HertieDataScience / SyllabusAndLectures

Hertie School of Governance Introduction to Collaborative Social Science Data Analysis
MIT License
37 stars 60 forks source link

Issue with converting date formats for entire column #73

Closed laurencehendry closed 8 years ago

laurencehendry commented 8 years ago

Hi all,

Firstly, thanks to @christophergandrud @ChristopherCosler for advice on merging the datasets (it worked really well, and the variables have now also been renamed). Unfortunately we are now having no luck reformatting the dates column for our observations (the dates were entered with the 'days since 1900 (or 1904)' microsoft excel convention). The offending code occurs at lines 79 and 80: https://github.com/laurencehendry/SRISK_Thesis/blob/master/Gather

We can successfully convert one value but haven't succeeded in applying this to the whole column.

Grateful for consideration, Laurence

LarsMehwald commented 8 years ago

Dear Laurence, Did you try out the command lapply? I have had a similar question and it worked for me. Bests, Lars

laurencehendry commented 8 years ago

Hi Lars,

http://datapub.cdlib.org/2014/04/10/abandon-all-hope-ye-who-enter-dates-in-excel/ site explains my general exasperation with it, that has led me on to a few excel-R integration packages but to no avail...

https://cran.r-project.org/web/packages/timeDate/timeDate.pdf timeDate() package looks powerful and comprehensive, but doesn't seem to have functionality for what I need...

Checked out your R scripts, found the lapply(Packages, require, character.only = TRUE) example but not sure how the syntax works. Hopefully can discuss sometime! :-)

Best, L

christophergandrud commented 8 years ago

Do you have the original Excel file? If so you might be able to recategorised the dates to, strings for example, before exporting to CSV, thereby side stepping the whole problem.

laurencehendry commented 8 years ago

Hi Christopher,

We thought of this, but the original excel files are according to firm (so 414 files). I have been looking into macros. The merged .csv is also 1.1m+ rows so we can't do it in one... On 17/11/2015 7:10 pm, "Christopher Gandrud" notifications@github.com wrote:

Do you have the original Excel file? If so you might be able to recategorised the dates to, strings for example, before exporting to CSV, thereby side stepping the whole problem.

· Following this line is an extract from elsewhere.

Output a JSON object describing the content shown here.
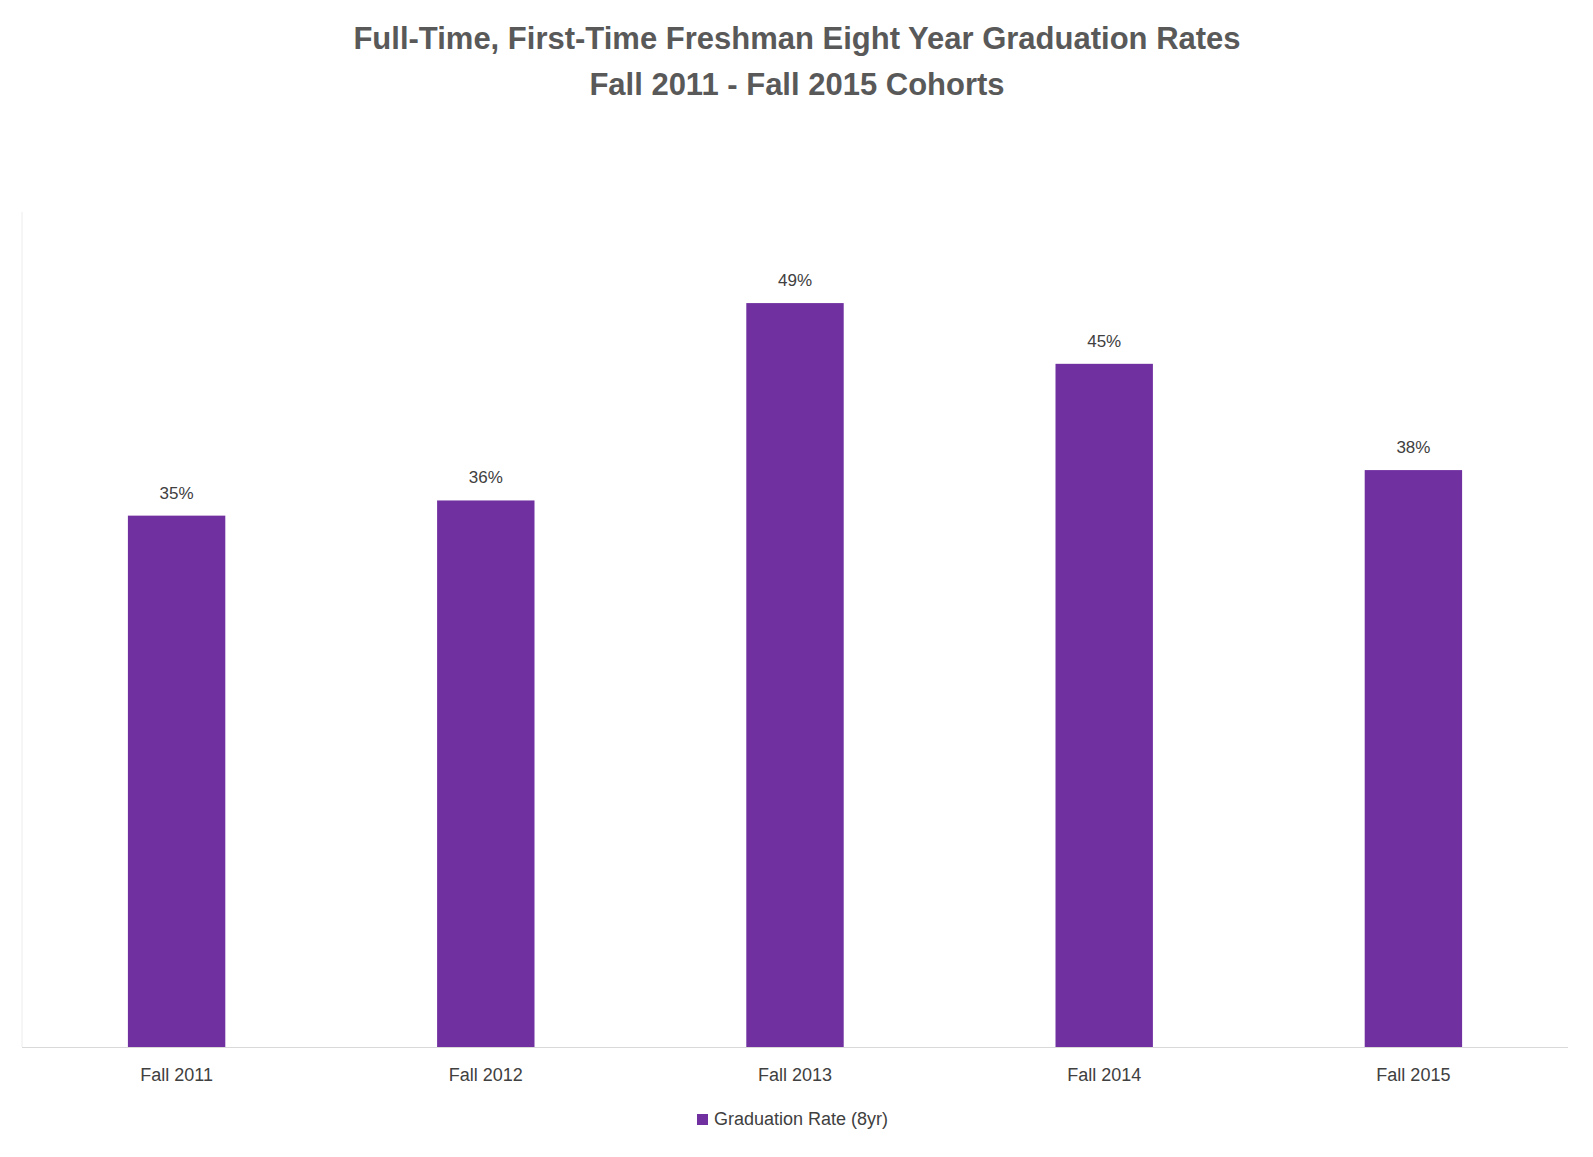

— Reply to this email directly or view it on GitHub https://github.com/HertieDataScience/SyllabusAndLectures/issues/73#issuecomment-157456467 .

christophergandrud commented 8 years ago

Check out the as.Date function in base R. It has an origin argument.

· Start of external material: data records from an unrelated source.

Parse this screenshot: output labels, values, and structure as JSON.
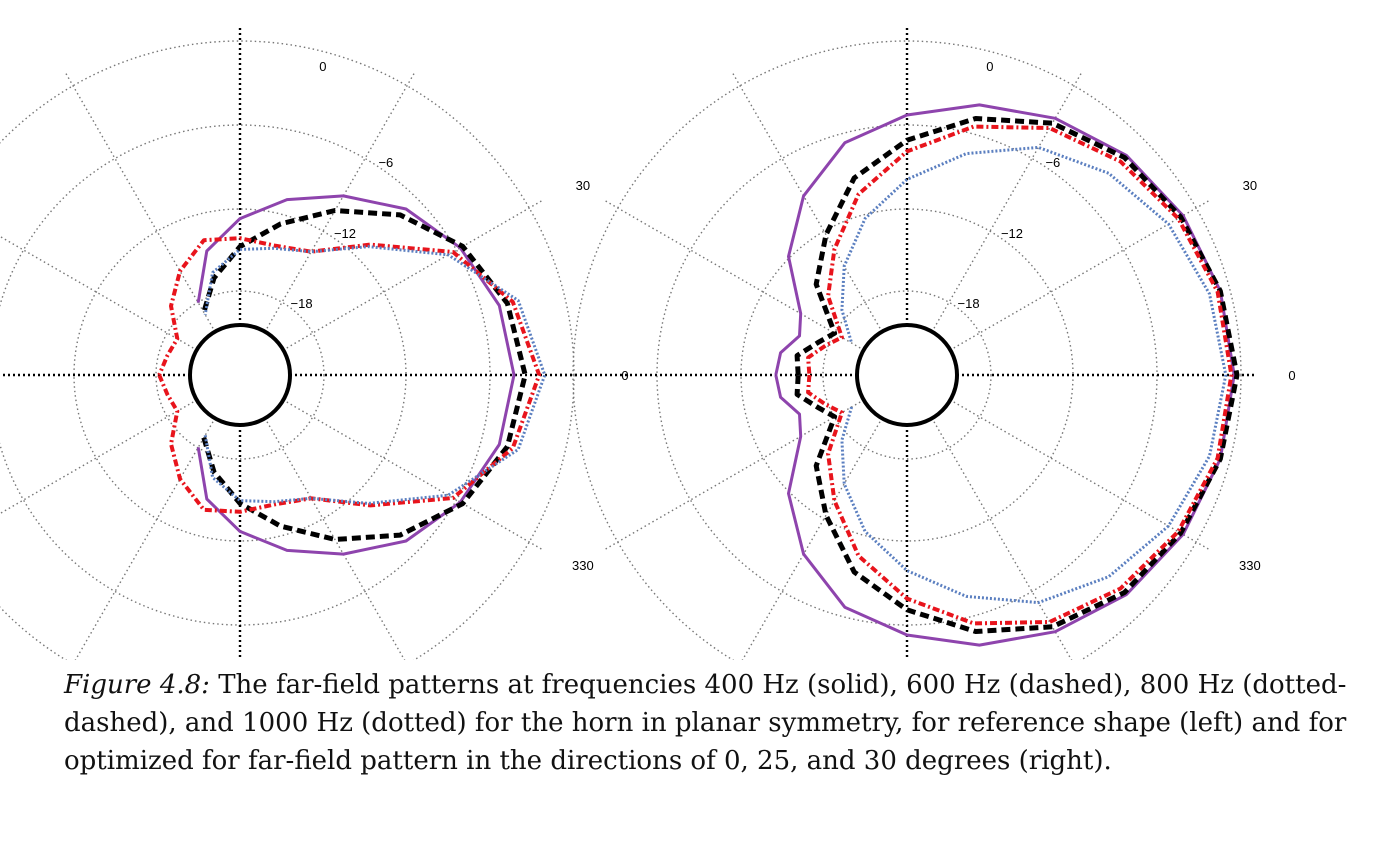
{
  "chart_data": [
    {
      "type": "polar",
      "panel": "left",
      "angle_labels": [
        "0",
        "30",
        "0",
        "330"
      ],
      "radial_labels": [
        "-6",
        "-12",
        "-18"
      ],
      "grid": true,
      "series": [
        {
          "frequency_hz": 400,
          "style": "solid",
          "color": "#8e44ad",
          "theta_deg": [
            0,
            15,
            30,
            45,
            60,
            75,
            90,
            105,
            120
          ],
          "level": [
            0.8,
            0.78,
            0.73,
            0.66,
            0.56,
            0.47,
            0.38,
            0.28,
            0.12
          ]
        },
        {
          "frequency_hz": 600,
          "style": "dashed",
          "color": "#000000",
          "theta_deg": [
            0,
            15,
            30,
            45,
            60,
            75,
            90,
            105,
            120
          ],
          "level": [
            0.84,
            0.81,
            0.74,
            0.63,
            0.5,
            0.38,
            0.28,
            0.18,
            0.08
          ]
        },
        {
          "frequency_hz": 800,
          "style": "dotted-dashed",
          "color": "#e8141c",
          "theta_deg": [
            0,
            15,
            30,
            45,
            60,
            75,
            90,
            105,
            120,
            135,
            150,
            165,
            180
          ],
          "level": [
            0.89,
            0.83,
            0.7,
            0.48,
            0.33,
            0.3,
            0.31,
            0.32,
            0.25,
            0.17,
            0.08,
            0.09,
            0.11
          ]
        },
        {
          "frequency_hz": 1000,
          "style": "dotted",
          "color": "#5b7fc0",
          "theta_deg": [
            0,
            15,
            30,
            45,
            60,
            75,
            90,
            105,
            120
          ],
          "level": [
            0.91,
            0.85,
            0.68,
            0.47,
            0.33,
            0.29,
            0.27,
            0.2,
            0.07
          ]
        }
      ]
    },
    {
      "type": "polar",
      "panel": "right",
      "angle_labels": [
        "0",
        "30",
        "0",
        "330"
      ],
      "radial_labels": [
        "-6",
        "-12",
        "-18"
      ],
      "grid": true,
      "series": [
        {
          "frequency_hz": 400,
          "style": "solid",
          "color": "#8e44ad",
          "theta_deg": [
            0,
            15,
            30,
            45,
            60,
            75,
            90,
            105,
            120,
            135,
            150,
            160,
            170,
            180
          ],
          "level": [
            0.99,
            0.98,
            0.96,
            0.93,
            0.88,
            0.82,
            0.75,
            0.68,
            0.56,
            0.42,
            0.26,
            0.23,
            0.28,
            0.29
          ]
        },
        {
          "frequency_hz": 600,
          "style": "dashed",
          "color": "#000000",
          "theta_deg": [
            0,
            15,
            30,
            45,
            60,
            75,
            90,
            105,
            120,
            135,
            150,
            160,
            170,
            180
          ],
          "level": [
            1.0,
            0.98,
            0.95,
            0.92,
            0.86,
            0.77,
            0.66,
            0.55,
            0.4,
            0.28,
            0.12,
            0.16,
            0.22,
            0.21
          ]
        },
        {
          "frequency_hz": 800,
          "style": "dotted-dashed",
          "color": "#e8141c",
          "theta_deg": [
            0,
            15,
            30,
            45,
            60,
            75,
            90,
            105,
            120,
            135,
            150,
            160,
            170,
            180
          ],
          "level": [
            0.98,
            0.97,
            0.94,
            0.9,
            0.84,
            0.74,
            0.62,
            0.49,
            0.34,
            0.22,
            0.09,
            0.13,
            0.18,
            0.17
          ]
        },
        {
          "frequency_hz": 1000,
          "style": "dotted",
          "color": "#5b7fc0",
          "theta_deg": [
            0,
            15,
            30,
            45,
            60,
            75,
            90,
            105,
            120,
            135,
            150
          ],
          "level": [
            0.96,
            0.94,
            0.9,
            0.84,
            0.76,
            0.64,
            0.52,
            0.4,
            0.27,
            0.15,
            0.05
          ]
        }
      ]
    }
  ],
  "caption": {
    "lead": "Figure 4.8:",
    "text": "The far-field patterns at frequencies 400 Hz (solid), 600 Hz (dashed), 800 Hz (dotted-dashed), and 1000 Hz (dotted) for the horn in planar symmetry, for reference shape (left) and for optimized for far-field pattern in the directions of 0, 25, and 30 degrees (right)."
  }
}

The help file actually has a discussion of the Excel issue: http://www.inside-r.org/r-doc/base/as.Date

laurencehendry commented 8 years ago

Hi Chris,

That was actually one of the first commands I tried, but I only got this far:

as.Date(36690, origin = "1900-01-01") [1] "2000-06-15"

The output is correct, but I then had trouble creating an object, or better yet to format the existing corresponding column, for all the existing day values.

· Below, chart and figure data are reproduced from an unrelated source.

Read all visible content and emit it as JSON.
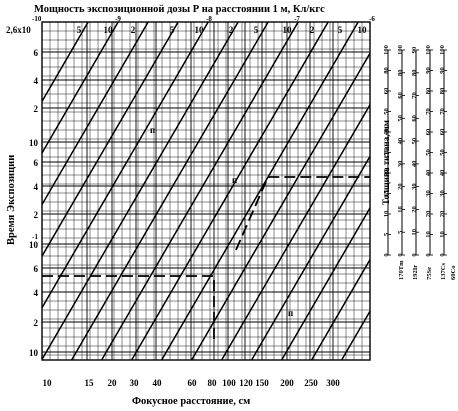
{
  "chart_data": {
    "type": "nomogram",
    "title": "Мощность экспозиционной дозы Р на расстоянии 1 м, Кл/кгс",
    "xlabel": "Фокусное расстояние, см",
    "ylabel": "Время Экспозиции",
    "top_axis": {
      "first_label": "2,6x10",
      "first_exponent": "-10",
      "ticks": [
        {
          "label": "5",
          "exp": ""
        },
        {
          "label": "10",
          "exp": "-9"
        },
        {
          "label": "2",
          "exp": ""
        },
        {
          "label": "5",
          "exp": ""
        },
        {
          "label": "10",
          "exp": "-8"
        },
        {
          "label": "2",
          "exp": ""
        },
        {
          "label": "5",
          "exp": ""
        },
        {
          "label": "10",
          "exp": "-7"
        },
        {
          "label": "2",
          "exp": ""
        },
        {
          "label": "5",
          "exp": ""
        },
        {
          "label": "10",
          "exp": "-6"
        }
      ]
    },
    "bottom_axis": {
      "ticks": [
        "10",
        "15",
        "20",
        "30",
        "40",
        "60",
        "80",
        "100",
        "120",
        "150",
        "200",
        "250",
        "300"
      ]
    },
    "left_axis": {
      "ticks": [
        {
          "label": "6",
          "exp": ""
        },
        {
          "label": "4",
          "exp": ""
        },
        {
          "label": "2",
          "exp": ""
        },
        {
          "label": "10",
          "exp": ""
        },
        {
          "label": "6",
          "exp": ""
        },
        {
          "label": "4",
          "exp": ""
        },
        {
          "label": "2",
          "exp": ""
        },
        {
          "label": "10",
          "exp": "-1"
        },
        {
          "label": "6",
          "exp": ""
        },
        {
          "label": "4",
          "exp": ""
        },
        {
          "label": "2",
          "exp": ""
        },
        {
          "label": "10",
          "exp": ""
        }
      ]
    },
    "region_labels": [
      "п",
      "п",
      "п"
    ],
    "right_scales": [
      {
        "name": "Толщина титана, мм",
        "ticks": [
          "0",
          "5",
          "10",
          "15",
          "20",
          "30",
          "40",
          "50",
          "60",
          "80",
          "100"
        ]
      },
      {
        "name": "170Tm",
        "ticks": [
          "0",
          "5",
          "10",
          "20",
          "30",
          "40",
          "50",
          "60",
          "80",
          "100"
        ]
      },
      {
        "name": "192Ir",
        "ticks": [
          "0",
          "10",
          "20",
          "30",
          "40",
          "50",
          "60",
          "70",
          "80",
          "90"
        ]
      },
      {
        "name": "75Se",
        "ticks": [
          "0",
          "10",
          "20",
          "30",
          "40",
          "50",
          "60",
          "70",
          "80",
          "90",
          "100"
        ]
      },
      {
        "name": "137Cs",
        "ticks": [
          "0",
          "10",
          "20",
          "30",
          "40",
          "50",
          "60",
          "70",
          "80",
          "90",
          "100"
        ]
      },
      {
        "name": "60Co",
        "ticks": []
      }
    ],
    "diagonal_count": 22,
    "example_path": {
      "focal_distance_cm": 80,
      "exposure_time_start": 5,
      "exposure_time_end": 5,
      "style": "dashed"
    }
  }
}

christophergandrud commented 8 years ago

Imagine that you you have a data frame called DATA and your date variable in it is called date, then run:

DATA$new_date <- as.Date(DATA$date, origin = '1900-01-01')

The new variable new_date should contain the corrected dates.

laurencehendry commented 8 years ago

thank you, this worked

christophergandrud commented 8 years ago

Great. Very useful question btw.